Ah, Christmas weekend. A great thing, and the Tuesday Christmas is the best. I've informally polled my friends around town, and more than half of them aren't working Monday or their offices (like mine) are closed. It's a four-day weekend, so we get the best of Thanksgiving and Christ's birth. Maybe we should pass a law that makes Christmas fall on Tuesday every year. If my enthusiasm for this development is shared by others, I'm sure some well-meaning but doofus (or dufus?) politician will propose it ("Hey, we do it for Thanksgiving, why not Christmas?"). Then again, lots of shops shut down altogether next week, so my four-day giddiness might be pitiful next to the leisure that yawns before them.
__________

College football resumes in full swing today: three bowl games. I participate in a small family bowl pool: You pick the winners of each bowl and rank them by confidence level, 32 to 1. Whoever gets the most points wins. We, (ahem) of course, are just playing funzies and for bragging rights, but it greatly increases one's interest in these lame bowl games. Hats off to my cousin Ralph who coordinates all this, along with sophisticated spreadsheets that allow for immediate leader updates and other features.

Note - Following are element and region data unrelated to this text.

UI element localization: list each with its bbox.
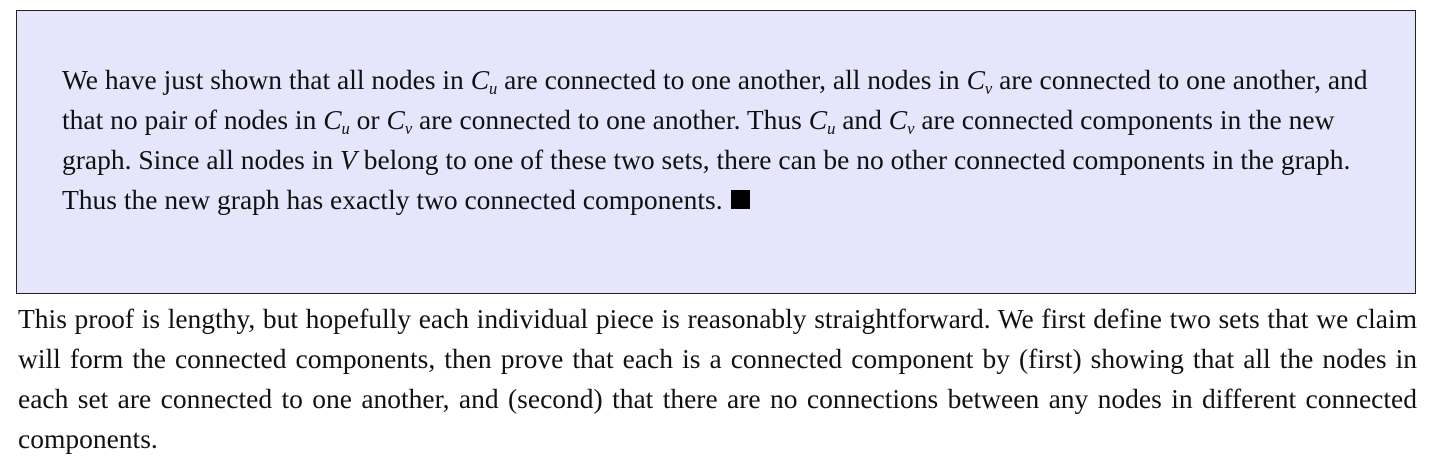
math-c-v: Cv [966, 64, 993, 97]
proof-box: We have just shown that all nodes in Cu … [16, 10, 1416, 294]
math-symbol: C [808, 104, 828, 135]
math-subscript: u [341, 118, 350, 138]
math-c-v: Cv [386, 104, 412, 137]
math-symbol: C [323, 104, 342, 135]
proof-text-segment: are connected to one another, all nodes … [497, 64, 967, 95]
math-c-v: Cv [888, 104, 915, 137]
math-symbol: C [966, 64, 985, 95]
math-c-u: Cu [470, 64, 498, 97]
math-c-u: Cu [323, 104, 350, 138]
explanation-paragraph: This proof is lengthy, but hopefully eac… [18, 303, 1417, 454]
proof-text-segment: are connected to one another. Thus [412, 104, 809, 135]
math-symbol: C [386, 104, 405, 135]
math-c-u: Cu [808, 104, 836, 137]
math-symbol: C [470, 64, 490, 95]
proof-text-segment: We have just shown that all nodes in [62, 64, 471, 95]
qed-square-icon [730, 190, 750, 209]
math-symbol: C [888, 104, 908, 135]
proof-text-segment: and [835, 104, 889, 135]
math-v: V [340, 144, 357, 175]
proof-text-segment: or [349, 104, 387, 135]
proof-text: We have just shown that all nodes in Cu … [62, 60, 1392, 220]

I picked the wrong team in the first two bowl games, but they were small potatoes. Bigger games loom today.
__________

It's a bit corny, but one of my favorite Christmas songs is, "It's the Most Wonderful Time of the Year." But one lyric puzzles me:

There'll be scary ghost stories
And tales of the glories of
Christmases long, long ago

Ghost stories? That simply isn't part of my Christmas memory, Dickens' Christmas Carol excepted. And glories of Christmases long ago? I had great Christmases as a child, but I'm not sure I tell stories about their "glories." I remember hearing about my wife's uncle getting so drunk on Cold Duck that he vomited off his mother-in-law's wrap-around front porch, but I'm not sure that qualifies either.